Troubleshooting System Issues with DS Expert
Novell Cool Solutions: Trench
By Juli Kerr
Digg This -
Posted: 27 Feb 2002
The team at NetPro are constantly creating award-winning tools to help systems administrators manage their network directories. For more information on their product offerings, visit their web site at www.netpro.com.
Most eDirectory administrators start out with the best of intentions. They take responsibility for the company's mission-critical tree and plan in earnest to keep close track of changes and additions, replica rings, and partitions.
Then reality hits. Within in a matter of weeks, administrators are in the thick of meetings and fire fighting, and documentation takes a back seat. Only when they stare down the mysterious path of a far-reaching directory error do they realize that prioritizing their best intentions could have saved them from a company-wide network crisis.
One company's recent experience is a case in point. It was a typical workday for a busy administrator until the calls started coming in to the help desk. Users were reporting both login and authentication issues, and upper management called because they got wind of increased call traffic to the help desk. A series of critical eDirectory servers had crashed, and the impact was devastating. In the end, the key to troubleshooting and fixing the problem was determining which servers held real copies of a partition. Lack of documentation made that task nearly impossible, so the administrator turned to several Novell tools --- DSRepair and NDSManager -- to assess replication status.

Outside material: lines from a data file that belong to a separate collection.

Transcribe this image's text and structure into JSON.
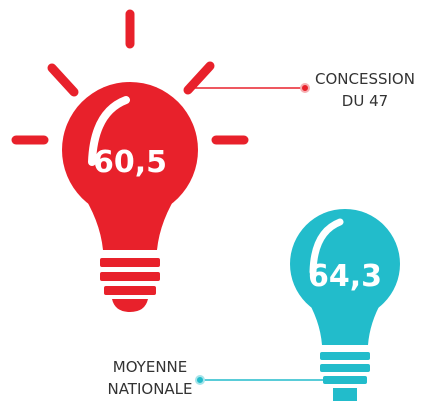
{
  "bulbs": [
    {
      "value": "60,5",
      "label": [
        "CONCESSION",
        "DU 47"
      ]
    },
    {
      "value": "64,3",
      "label": [
        "MOYENNE",
        "NATIONALE"
      ]
    }
  ]
}
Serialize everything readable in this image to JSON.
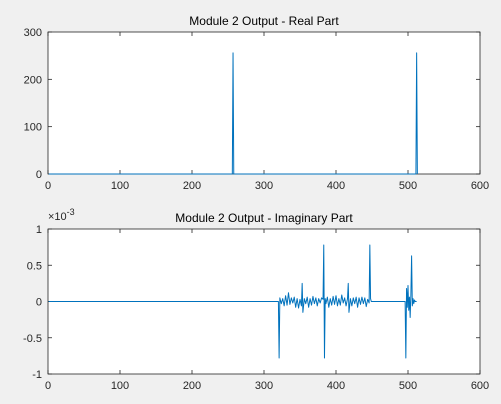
{
  "colors": {
    "series": "#0072BD",
    "background": "#f0f0f0"
  },
  "chart_data": [
    {
      "type": "line",
      "title": "Module 2 Output - Real Part",
      "xlim": [
        0,
        600
      ],
      "ylim": [
        0,
        300
      ],
      "xticks": [
        0,
        100,
        200,
        300,
        400,
        500,
        600
      ],
      "xtick_labels": [
        "0",
        "100",
        "200",
        "300",
        "400",
        "500",
        "600"
      ],
      "yticks": [
        0,
        100,
        200,
        300
      ],
      "ytick_labels": [
        "0",
        "100",
        "200",
        "300"
      ],
      "grid": false,
      "series": [
        {
          "x": [
            1,
            255,
            256,
            257,
            258,
            510,
            511,
            512,
            513
          ],
          "y": [
            0,
            0,
            0,
            256,
            0,
            0,
            0,
            256,
            0
          ]
        }
      ]
    },
    {
      "type": "line",
      "title": "Module 2 Output - Imaginary Part",
      "xlim": [
        0,
        600
      ],
      "ylim": [
        -1,
        1
      ],
      "yscale_exponent_label": "×10",
      "yscale_exponent_power": "-3",
      "xticks": [
        0,
        100,
        200,
        300,
        400,
        500,
        600
      ],
      "xtick_labels": [
        "0",
        "100",
        "200",
        "300",
        "400",
        "500",
        "600"
      ],
      "yticks": [
        -1,
        -0.5,
        0,
        0.5,
        1
      ],
      "ytick_labels": [
        "-1",
        "-0.5",
        "0",
        "0.5",
        "1"
      ],
      "grid": false,
      "series": [
        {
          "x": [
            1,
            320,
            321,
            322,
            324,
            326,
            328,
            330,
            332,
            334,
            336,
            338,
            340,
            342,
            344,
            346,
            348,
            350,
            352,
            353,
            354,
            356,
            358,
            360,
            362,
            364,
            366,
            368,
            370,
            372,
            374,
            376,
            378,
            380,
            382,
            383,
            384,
            385,
            386,
            388,
            390,
            392,
            394,
            396,
            398,
            400,
            402,
            404,
            406,
            408,
            410,
            412,
            414,
            416,
            417,
            418,
            420,
            422,
            424,
            426,
            428,
            430,
            432,
            434,
            436,
            438,
            440,
            442,
            444,
            446,
            447,
            448,
            449,
            450,
            496,
            497,
            498,
            499,
            500,
            501,
            502,
            503,
            504,
            505,
            506,
            507,
            508,
            509,
            510,
            511,
            512
          ],
          "y": [
            0,
            0,
            -0.00078,
            5e-05,
            -3e-05,
            4e-05,
            -6e-05,
            8e-05,
            -5e-05,
            0.00012,
            -4e-05,
            5e-05,
            -2e-05,
            6e-05,
            -8e-05,
            4e-05,
            -9e-05,
            3e-05,
            -6e-05,
            0.00025,
            -0.00015,
            4e-05,
            -3e-05,
            6e-05,
            -8e-05,
            4e-05,
            -5e-05,
            7e-05,
            -3e-05,
            5e-05,
            -6e-05,
            4e-05,
            -2e-05,
            5e-05,
            3e-05,
            0.00078,
            -0.00078,
            4e-05,
            -3e-05,
            6e-05,
            -8e-05,
            4e-05,
            -5e-05,
            7e-05,
            -4e-05,
            8e-05,
            -6e-05,
            4e-05,
            -5e-05,
            9e-05,
            -2e-05,
            5e-05,
            -6e-05,
            4e-05,
            0.00025,
            -0.00015,
            4e-05,
            -6e-05,
            5e-05,
            -3e-05,
            6e-05,
            -8e-05,
            5e-05,
            -4e-05,
            6e-05,
            -3e-05,
            5e-05,
            -7e-05,
            3e-05,
            -2e-05,
            0.00078,
            4e-05,
            0,
            0,
            0,
            -0.00078,
            0.00018,
            -8e-05,
            0.00022,
            -0.00012,
            6e-05,
            -0.00022,
            9e-05,
            0.00063,
            -6e-05,
            4e-05,
            -3e-05,
            2e-05,
            0,
            0,
            0
          ]
        }
      ]
    }
  ]
}
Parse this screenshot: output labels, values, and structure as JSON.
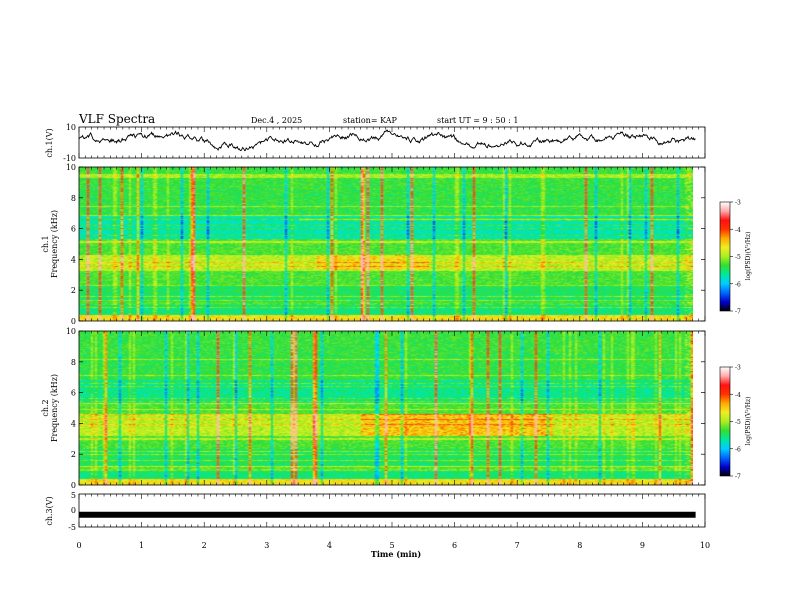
{
  "header": {
    "title": "VLF Spectra",
    "date": "Dec.4 , 2025",
    "station": "station= KAP",
    "start_ut": "start UT =  9 : 50 : 1"
  },
  "chart_data": [
    {
      "type": "line",
      "name": "ch1-waveform",
      "ylabel": "ch.1(V)",
      "ylim": [
        -10,
        10
      ],
      "yticks": [
        "10",
        "-10"
      ],
      "xlim": [
        0,
        10
      ],
      "approx_mean_v": 2,
      "approx_amplitude_v": 5
    },
    {
      "type": "heatmap",
      "name": "ch1-spectrogram",
      "ylabel": "ch.1\nFrequency (kHz)",
      "ylabel_lines": [
        "ch.1",
        "Frequency (kHz)"
      ],
      "ylim": [
        0,
        10
      ],
      "yticks": [
        "0",
        "2",
        "4",
        "6",
        "8",
        "10"
      ],
      "xlim": [
        0,
        9.85
      ],
      "enhanced_band_khz": [
        3.3,
        4.3
      ],
      "colorbar": {
        "label": "log(PSD)(V²/Hz)",
        "range": [
          -7,
          -3
        ],
        "ticks": [
          "-3",
          "-4",
          "-5",
          "-6",
          "-7"
        ]
      }
    },
    {
      "type": "heatmap",
      "name": "ch2-spectrogram",
      "ylabel": "ch.2\nFrequency (kHz)",
      "ylabel_lines": [
        "ch.2",
        "Frequency (kHz)"
      ],
      "ylim": [
        0,
        10
      ],
      "yticks": [
        "0",
        "2",
        "4",
        "6",
        "8",
        "10"
      ],
      "xlim": [
        0,
        9.85
      ],
      "enhanced_band_khz": [
        3.2,
        4.6
      ],
      "colorbar": {
        "label": "log(PSD)(V²/Hz)",
        "range": [
          -7,
          -3
        ],
        "ticks": [
          "-3",
          "-4",
          "-5",
          "-6",
          "-7"
        ]
      }
    },
    {
      "type": "line",
      "name": "ch3-waveform",
      "ylabel": "ch.3(V)",
      "ylim": [
        -5,
        5
      ],
      "yticks": [
        "5",
        "0",
        "-5"
      ],
      "xlim": [
        0,
        10
      ],
      "approx_mean_v": -1.3
    }
  ],
  "x_axis": {
    "label": "Time (min)",
    "ticks": [
      "0",
      "1",
      "2",
      "3",
      "4",
      "5",
      "6",
      "7",
      "8",
      "9",
      "10"
    ]
  },
  "colors": {
    "colormap": [
      "#000000",
      "#0000cc",
      "#0066ff",
      "#00ccff",
      "#00e8a0",
      "#33dd33",
      "#aaee22",
      "#eeee22",
      "#ffaa00",
      "#ff3300",
      "#ff1111",
      "#ffaaaa",
      "#ffffff"
    ],
    "ink": "#000000"
  }
}
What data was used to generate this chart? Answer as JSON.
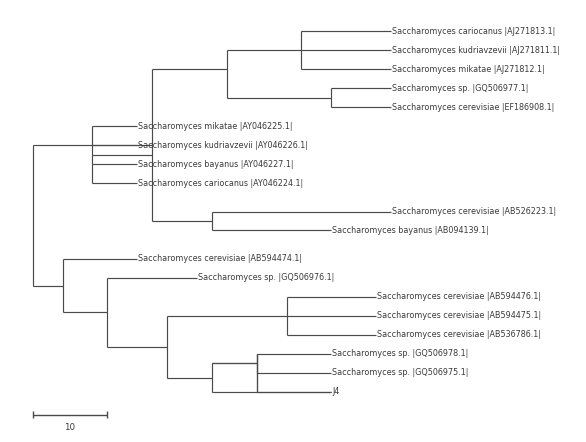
{
  "taxa": [
    "Saccharomyces cariocanus |AJ271813.1|",
    "Saccharomyces kudriavzevii |AJ271811.1|",
    "Saccharomyces mikatae |AJ271812.1|",
    "Saccharomyces sp. |GQ506977.1|",
    "Saccharomyces cerevisiae |EF186908.1|",
    "Saccharomyces mikatae |AY046225.1|",
    "Saccharomyces kudriavzevii |AY046226.1|",
    "Saccharomyces bayanus |AY046227.1|",
    "Saccharomyces cariocanus |AY046224.1|",
    "Saccharomyces cerevisiae |AB526223.1|",
    "Saccharomyces bayanus |AB094139.1|",
    "Saccharomyces cerevisiae |AB594474.1|",
    "Saccharomyces sp. |GQ506976.1|",
    "Saccharomyces cerevisiae |AB594476.1|",
    "Saccharomyces cerevisiae |AB594475.1|",
    "Saccharomyces cerevisiae |AB536786.1|",
    "Saccharomyces sp. |GQ506978.1|",
    "Saccharomyces sp. |GQ506975.1|",
    "J4"
  ],
  "y_positions": [
    19,
    18,
    17,
    16,
    15,
    14,
    13,
    12,
    11,
    9.5,
    8.5,
    7,
    6,
    5,
    4,
    3,
    2,
    1,
    0
  ],
  "line_color": "#4a4a4a",
  "text_color": "#3a3a3a",
  "font_size": 5.8,
  "scale_bar_value": "10",
  "background_color": "#ffffff"
}
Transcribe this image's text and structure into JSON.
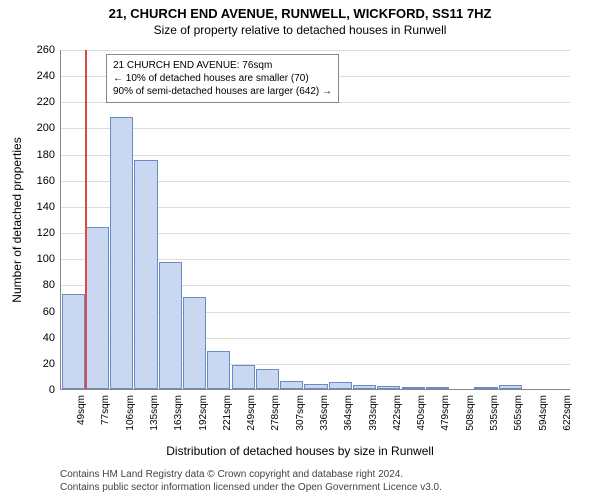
{
  "title_main": "21, CHURCH END AVENUE, RUNWELL, WICKFORD, SS11 7HZ",
  "title_sub": "Size of property relative to detached houses in Runwell",
  "ylabel": "Number of detached properties",
  "xlabel": "Distribution of detached houses by size in Runwell",
  "chart": {
    "type": "histogram",
    "ylim": [
      0,
      260
    ],
    "ytick_step": 20,
    "bar_fill": "#c9d8f0",
    "bar_stroke": "#6a8bc9",
    "grid_color": "#dddddd",
    "background": "#ffffff",
    "ref_line_color": "#d94a4a",
    "ref_line_value": 76,
    "title_fontsize": 13,
    "label_fontsize": 12,
    "tick_fontsize": 11,
    "categories": [
      "49sqm",
      "77sqm",
      "106sqm",
      "135sqm",
      "163sqm",
      "192sqm",
      "221sqm",
      "249sqm",
      "278sqm",
      "307sqm",
      "336sqm",
      "364sqm",
      "393sqm",
      "422sqm",
      "450sqm",
      "479sqm",
      "508sqm",
      "535sqm",
      "565sqm",
      "594sqm",
      "622sqm"
    ],
    "values": [
      73,
      124,
      208,
      175,
      97,
      70,
      29,
      18,
      15,
      6,
      4,
      5,
      3,
      2,
      1,
      1,
      0,
      1,
      3,
      0,
      0
    ]
  },
  "info_box": {
    "line1": "21 CHURCH END AVENUE: 76sqm",
    "line2": "← 10% of detached houses are smaller (70)",
    "line3": "90% of semi-detached houses are larger (642) →"
  },
  "footer": {
    "line1": "Contains HM Land Registry data © Crown copyright and database right 2024.",
    "line2": "Contains public sector information licensed under the Open Government Licence v3.0."
  }
}
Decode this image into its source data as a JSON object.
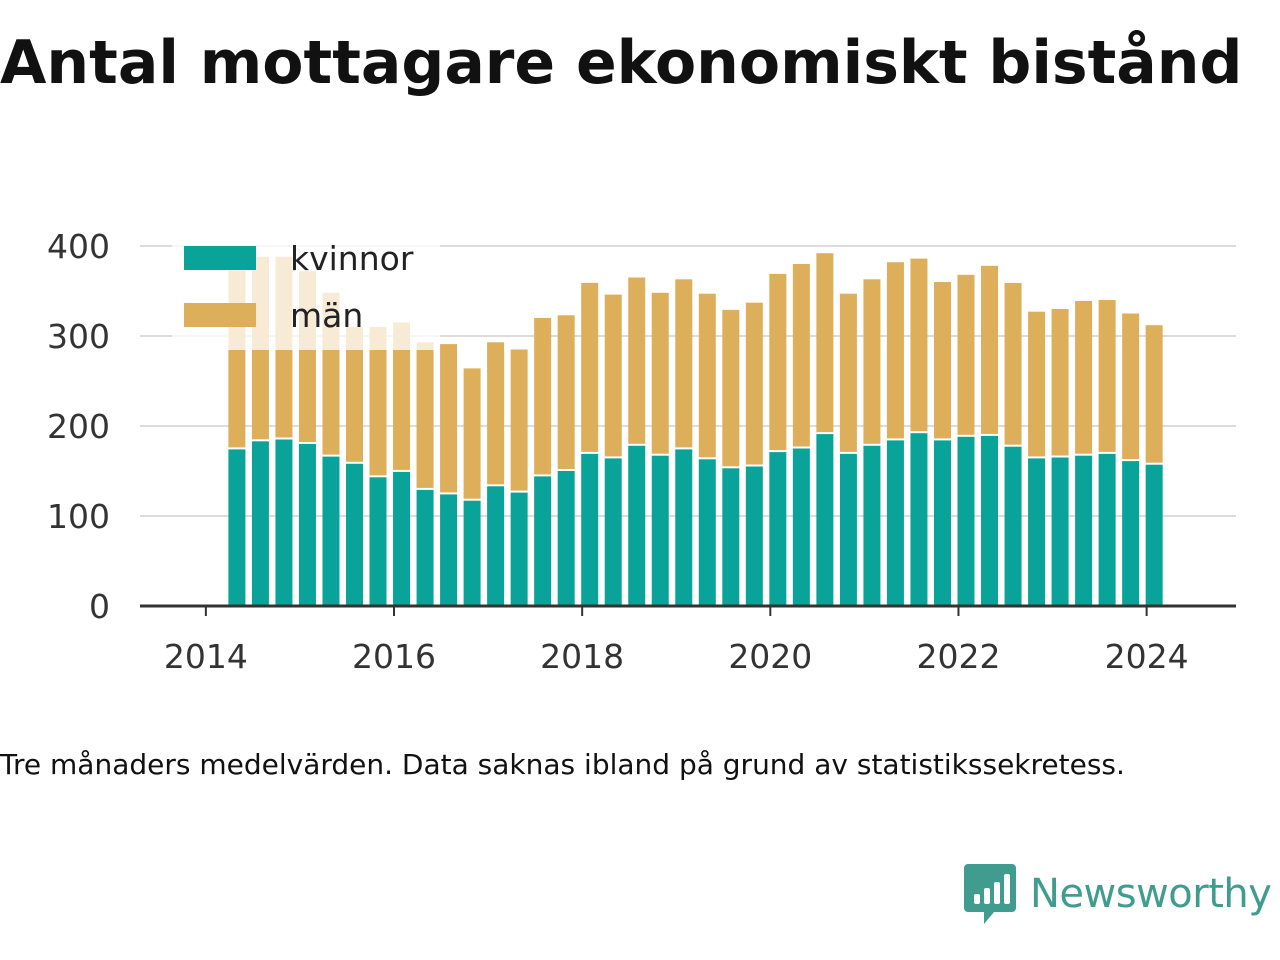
{
  "title": "Antal mottagare ekonomiskt bistånd",
  "note": "Tre månaders medelvärden. Data saknas ibland på grund av statistikssekretess.",
  "brand": {
    "name": "Newsworthy",
    "icon": "newsworthy-logo-icon"
  },
  "colors": {
    "kvinnor": "#0aa39a",
    "man": "#ddaf5a",
    "grid": "#dcdcdc",
    "axis": "#333333"
  },
  "chart_data": {
    "type": "bar",
    "stacked": true,
    "xlabel": "",
    "ylabel": "",
    "ylim": [
      0,
      400
    ],
    "yticks": [
      0,
      100,
      200,
      300,
      400
    ],
    "xlim": [
      2013.3,
      2024.95
    ],
    "xticks": [
      2014,
      2016,
      2018,
      2020,
      2022,
      2024
    ],
    "grid": true,
    "legend_position": "top-left",
    "x": [
      2014.33,
      2014.58,
      2014.83,
      2015.08,
      2015.33,
      2015.58,
      2015.83,
      2016.08,
      2016.33,
      2016.58,
      2016.83,
      2017.08,
      2017.33,
      2017.58,
      2017.83,
      2018.08,
      2018.33,
      2018.58,
      2018.83,
      2019.08,
      2019.33,
      2019.58,
      2019.83,
      2020.08,
      2020.33,
      2020.58,
      2020.83,
      2021.08,
      2021.33,
      2021.58,
      2021.83,
      2022.08,
      2022.33,
      2022.58,
      2022.83,
      2023.08,
      2023.33,
      2023.58,
      2023.83,
      2024.08
    ],
    "series": [
      {
        "name": "kvinnor",
        "values": [
          174,
          183,
          185,
          180,
          166,
          158,
          143,
          149,
          129,
          124,
          117,
          133,
          126,
          144,
          150,
          169,
          164,
          178,
          167,
          174,
          163,
          153,
          155,
          171,
          175,
          191,
          169,
          178,
          184,
          192,
          184,
          188,
          189,
          177,
          164,
          165,
          167,
          169,
          161,
          157
        ]
      },
      {
        "name": "män",
        "values": [
          199,
          205,
          203,
          192,
          182,
          152,
          167,
          166,
          164,
          167,
          147,
          160,
          159,
          176,
          173,
          190,
          182,
          187,
          181,
          189,
          184,
          176,
          182,
          198,
          205,
          201,
          178,
          185,
          198,
          194,
          176,
          180,
          189,
          182,
          163,
          165,
          172,
          171,
          164,
          155
        ]
      }
    ]
  }
}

But, as this company later learned, there is another way -- NetPro's DS Expert. The industry leader in real-time eDirectory monitoring and alerting, DS Expert provides vital information regarding the status of the environment, including replica rings, partitions and replication status. DS Expert delivers information without time-consuming, manual processes that may be impossible to perform after a serious directory problem occurs.
Getting to the root of the problem.
Various circumstances made it especially difficult to determine which server had real copies of a partition. The company had Read/Write and Master replica holder servers near the top of the tree. The tree hosted approximately six of these servers. A few of the servers held as many 80 replicas, while other servers in the tree hosted 25 to 30. Even with that many replica holder servers, delivering the information should not have been a problem. But, because replication methodology and corresponding documentation was poorly executed, it was nearly impossible. In fact, the administrators didn't know for certain that Server 2 held the Master for the southeastern partition, and that Server 1 hosted the corresponding Read/Write. In addition, there was no documentation stating which of the four local servers could possibly hold a Read/Write replica. To make matters worse, one of the servers that held an equal amount of Read/Write replicas and Masters was one of the servers that crashed.
The system displayed --603 errors (indicating No_Such_Attribute associated with a server name), and the effort that ensued to get to the root of the problem, outlined below, were both manual and painful.
- First, the IT team determined that the problem was either the public key or the remote ID.
- They ran DSRepair to verify remote server IDs.
- The errors appeared, so the team ran DSRepair again to verify the remote server IDs and again, the --603 errors appeared.
- The -603 error likely occurred because public key problems cannot be repaired unless at least one server in the tree is authenticating without problems to the target server. The server authenticating properly to the target server must also have a real copy of the target server object, so it must have a replica (other than a sub ref) of the partition holding the target server object.
- At this point, the administrator called Novell Technical Support, which recommended that they run NDSManager.
- The administrator locates a server in another region where an authentication can occur, maps a drive and waits for NDSManager to load.
- The partition is selected, and in a matter of minutes, a --626 error reading (indicating that all_referrals_failed) appears on the screen.
There are times when administrators must know exactly what replicas and their types are stored on what servers. Within NDS Manager, the server view can take a considerable amount of time to load, depending on the sizes of the database. And when problems are brewing, even those mere minutes can feel like hours. And, even following this significant effort, the location of the server hosting the real partition is not known and must be repeated until it is identified.
Troubleshooting the problem with NetPro's DS Expert.
To find the server holding the real partition using DS Expert, the company completed the following simple steps:
- Install the DS Expert monitor on a server in the tree.
- Load the agents out on one or several replica holder servers.
- Using API calls and tree walking, DS Expert gathered partition, replica and server information from the other servers hosting replica holders.
- Within approximately 10 minutes, DS Expert showed the administrators which servers held real copies of the partitions.
- The administrator shared the information Novell required to begin the troubleshooting process in earnest.
- Using DSDump, Novell began the process of rebuilding the disabled section of the tree.
DSExpert derives information from all of the servers in a replica ring, not just the server holding the master. DS Expert also displays individual views of each server, which gives administrators vital information regarding the accurate state of important replica rings. So, not only does DS Expert ensure the health and performance of eDirectory by troubleshooting it 24x7, it can also serve as a critical alternative to NDS Manager when communication difficulties make enterprise-wide systems issues hugely challenging to troubleshoot.